Les résultats étaient étonnamment clairs. L'étude a révélé que les entreprises soutenues par les fonds soutenus par le secteur public étaient aussi performantes que celles soutenues par des investisseurs entièrement privés. Il n'y avait aucune différence significative dans leur vitesse de croissance, le nombre de personnes embauchées ou le nombre de nouveaux brevets déposés. En fait, le seul domaine où les entreprises soutenues par le secteur public montraient un léger avantage était leur liquidité, ce qui signifie qu'elles étaient légèrement meilleures pour gérer leurs besoins de trésorerie à court terme. Les chercheurs ont conclu que l'argent public n'a pas ralenti la croissance ni introduit d'inefficacités. Au contraire, le système a fonctionné exactement comme prévu : les gestionnaires privés ont conservé leur regard aiguisé sur le marché et leur volonté de réussite, tandis que les fonds publics ont aidé à combler le vide là où l'argent privé faisait défaut. Cela suggère que lorsque l'argent public est confié à des gestionnaires privés qualifiés pour investir, il peut soutenir l'innovation avec succès sans compromettre la qualité de l'investissement.

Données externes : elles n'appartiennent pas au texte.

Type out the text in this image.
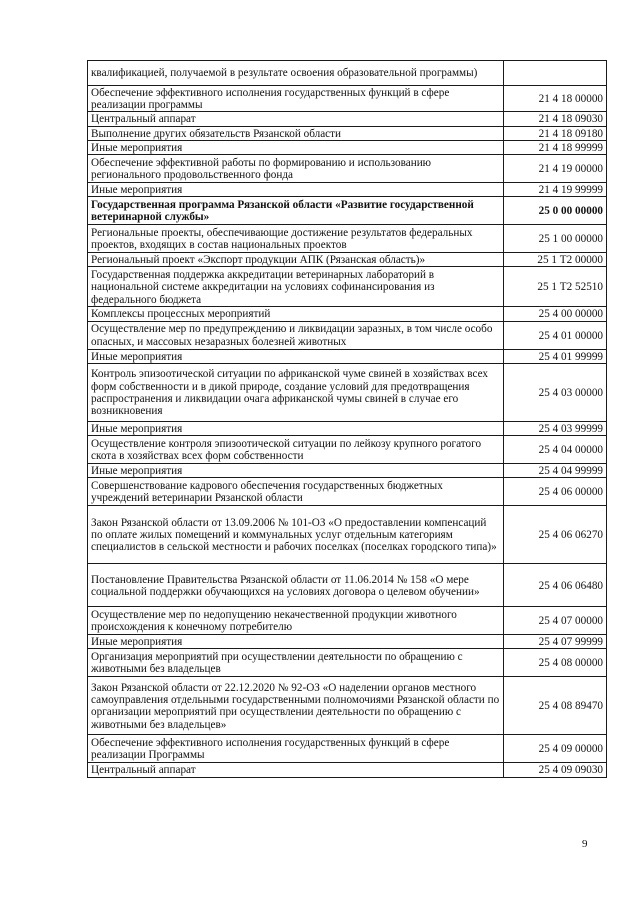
квалификацией, получаемой в результате освоения образовательной программы)	
Обеспечение эффективного исполнения государственных функций в сфере реализации программы	21 4 18 00000
Центральный аппарат	21 4 18 09030
Выполнение других обязательств Рязанской области	21 4 18 09180
Иные мероприятия	21 4 18 99999
Обеспечение эффективной работы по формированию и использованию регионального продовольственного фонда	21 4 19 00000
Иные мероприятия	21 4 19 99999
Государственная программа Рязанской области «Развитие государственной ветеринарной службы»	25 0 00 00000
Региональные проекты, обеспечивающие достижение результатов федеральных проектов, входящих в состав национальных проектов	25 1 00 00000
Региональный проект «Экспорт продукции АПК (Рязанская область)»	25 1 Т2 00000
Государственная поддержка аккредитации ветеринарных лабораторий в национальной системе аккредитации на условиях софинансирования из федерального бюджета	25 1 Т2 52510
Комплексы процессных мероприятий	25 4 00 00000
Осуществление мер по предупреждению и ликвидации заразных, в том числе особо опасных, и массовых незаразных болезней животных	25 4 01 00000
Иные мероприятия	25 4 01 99999
Контроль эпизоотической ситуации по африканской чуме свиней в хозяйствах всех форм собственности и в дикой природе, создание условий для предотвращения распространения и ликвидации очага африканской чумы свиней в случае его возникновения	25 4 03 00000
Иные мероприятия	25 4 03 99999
Осуществление контроля эпизоотической ситуации по лейкозу крупного рогатого скота в хозяйствах всех форм собственности	25 4 04 00000
Иные мероприятия	25 4 04 99999
Совершенствование кадрового обеспечения государственных бюджетных учреждений ветеринарии Рязанской области	25 4 06 00000
Закон Рязанской области от 13.09.2006 № 101-ОЗ «О предоставлении компенсаций по оплате жилых помещений и коммунальных услуг отдельным категориям специалистов в сельской местности и рабочих поселках (поселках городского типа)»	25 4 06 06270
Постановление Правительства Рязанской области от 11.06.2014 № 158 «О мере социальной поддержки обучающихся на условиях договора о целевом обучении»	25 4 06 06480
Осуществление мер по недопущению некачественной продукции животного происхождения к конечному потребителю	25 4 07 00000
Иные мероприятия	25 4 07 99999
Организация мероприятий при осуществлении деятельности по обращению с животными без владельцев	25 4 08 00000
Закон Рязанской области от 22.12.2020 № 92-ОЗ «О наделении органов местного самоуправления отдельными государственными полномочиями Рязанской области по организации мероприятий при осуществлении деятельности по обращению с животными без владельцев»	25 4 08 89470
Обеспечение эффективного исполнения государственных функций в сфере реализации Программы	25 4 09 00000
Центральный аппарат	25 4 09 09030
9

Cette conclusion remet en question une inquiétude de longue date selon laquelle l'implication du gouvernement dans les affaires mène inévitablement à de moins bons résultats. L'étude suggère que le problème n'est pas l'argent public en soi, mais la manière dont il est délivré. Lorsque les fonds publics tentent de choisir directement les entreprises, ils peuvent manquer de connaissances du marché pour choisir les meilleures. Mais lorsqu'ils agissent comme partenaires des investisseurs privés, ils peuvent tirer parti de l'expertise du secteur privé. La recherche indique que cette approche hybride permet à l'Europe de soutenir ses petites entreprises les plus innovantes sans sacrifier l'efficacité qui découle de la concurrence privée. Elle offre une voie pratique aux décideurs politiques qui souhaitent stimuler l'innovation et combler le déficit de financement, montrant que l'argent public et l'argent privé peuvent travailler ensemble efficacement, à condition que le côté public sache quand se mettre en retrait pour laisser le côté privé diriger.